Isn’t another perspective often just what is needed?
Jack Kornfield, a Buddhist teacher, tells the story of a man who was running late, walking fast with his arms full groceries when he and a woman collided. They both were knocked to the ground, and the groceries flew everywhere. There were broken eggs and spilled juice.
He got up and screamed, “Weren’t you paying attention to where you are going? Are you blind?” As the words left his mouth, he noticed her cane, her probing cane. She replied, “Well, yes, I am blind.”
How quickly the man’s anger dissipated into an apology and compassion. We are all like that.
At a recent family gathering I was playing cards with my nieces and nephews. They play the card game crazy 8 with the rule if you keep picking up until you can play a card. My seven year old nephew was in that situation and had picked up several cards, but was not able to play a card. Every time he had to pick up another card, he giggled more. He said “I now have so many options!” I was delighted, fascinated, and touched by his perspective.

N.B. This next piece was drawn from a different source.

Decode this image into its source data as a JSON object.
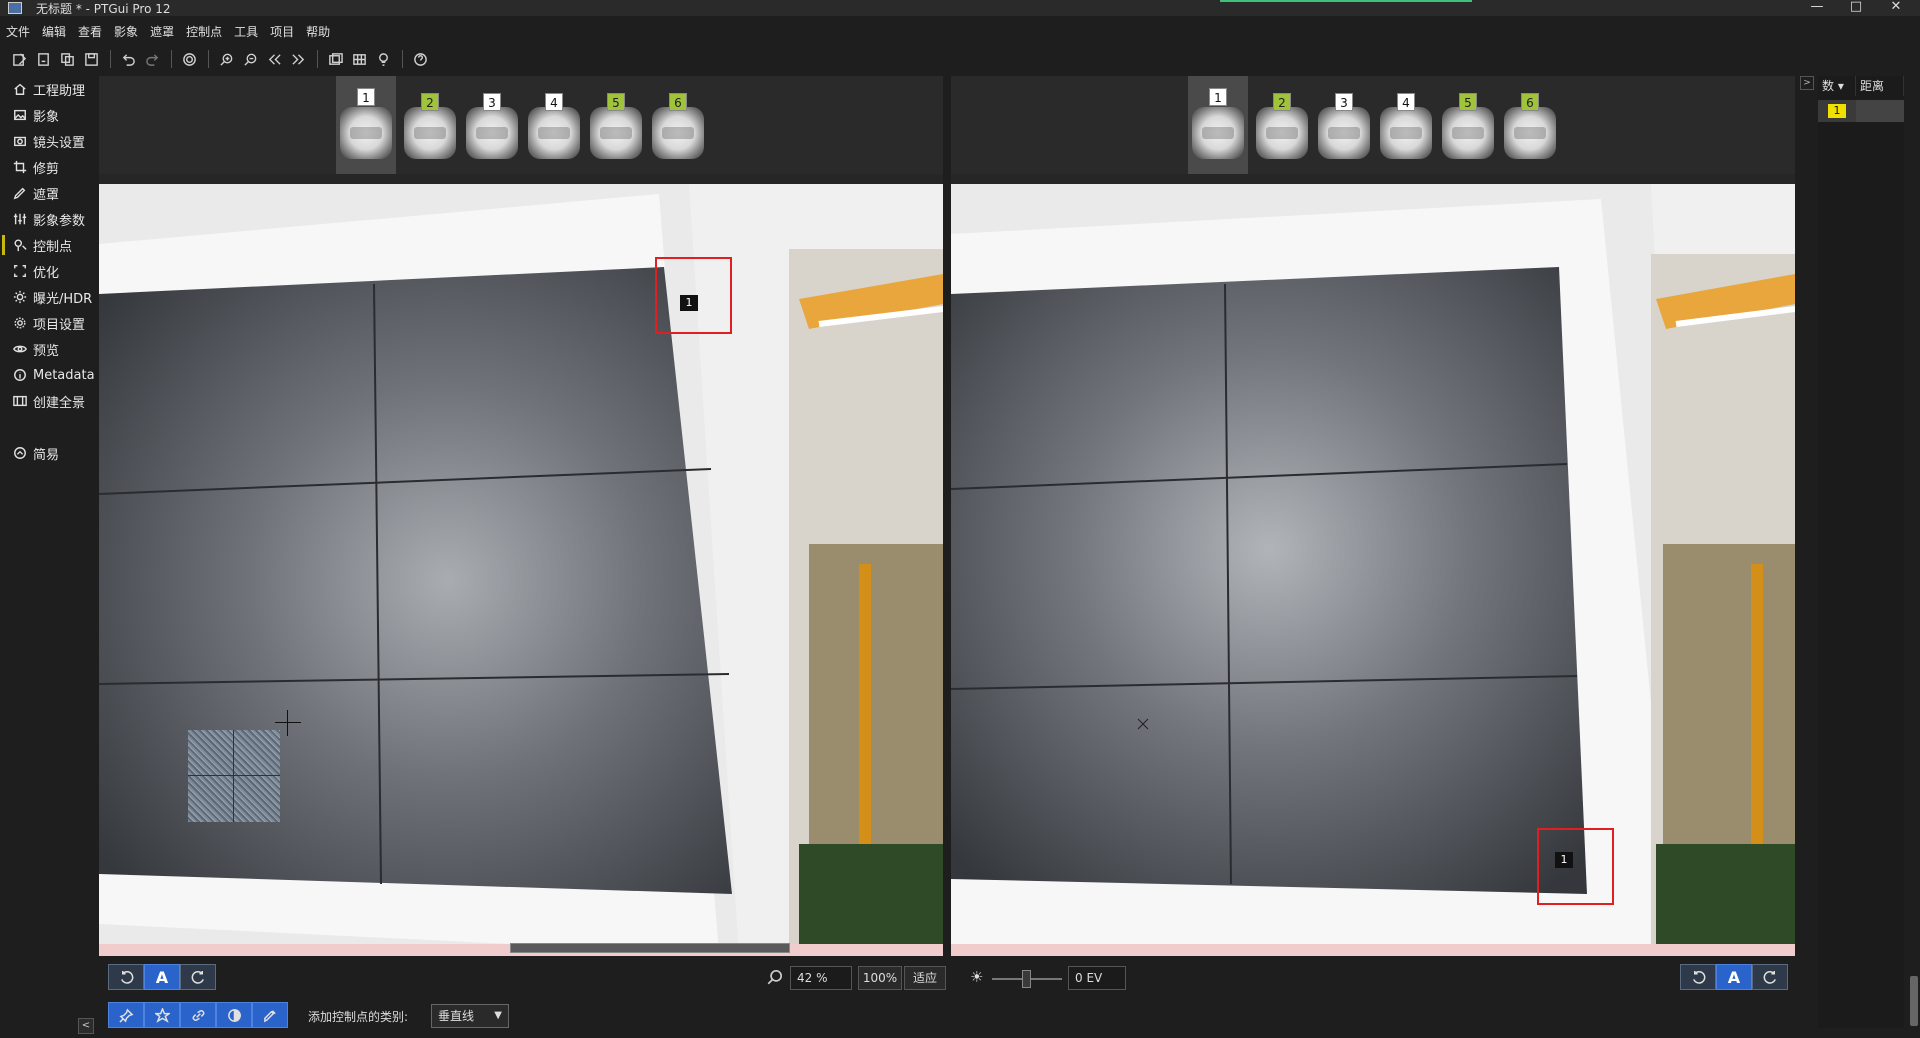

When I was practicing medicine my habitual interpretation of a patient’s tardiness was one of disgust as I thought “How disrespectful of me and all the subsequent patients that day because it would put me behind.” When I started to ask myself “Is there another possible interpretation of this situation,” I often found patients offering their stories of nearly herculean efforts to get to their appointment with me. This of course filled me with compassion and gratitude.
So whatever is happening in your life get into the habit of asking “Is there another possible explanation?”
Just ask. It doesn’t hurt.
And it may help!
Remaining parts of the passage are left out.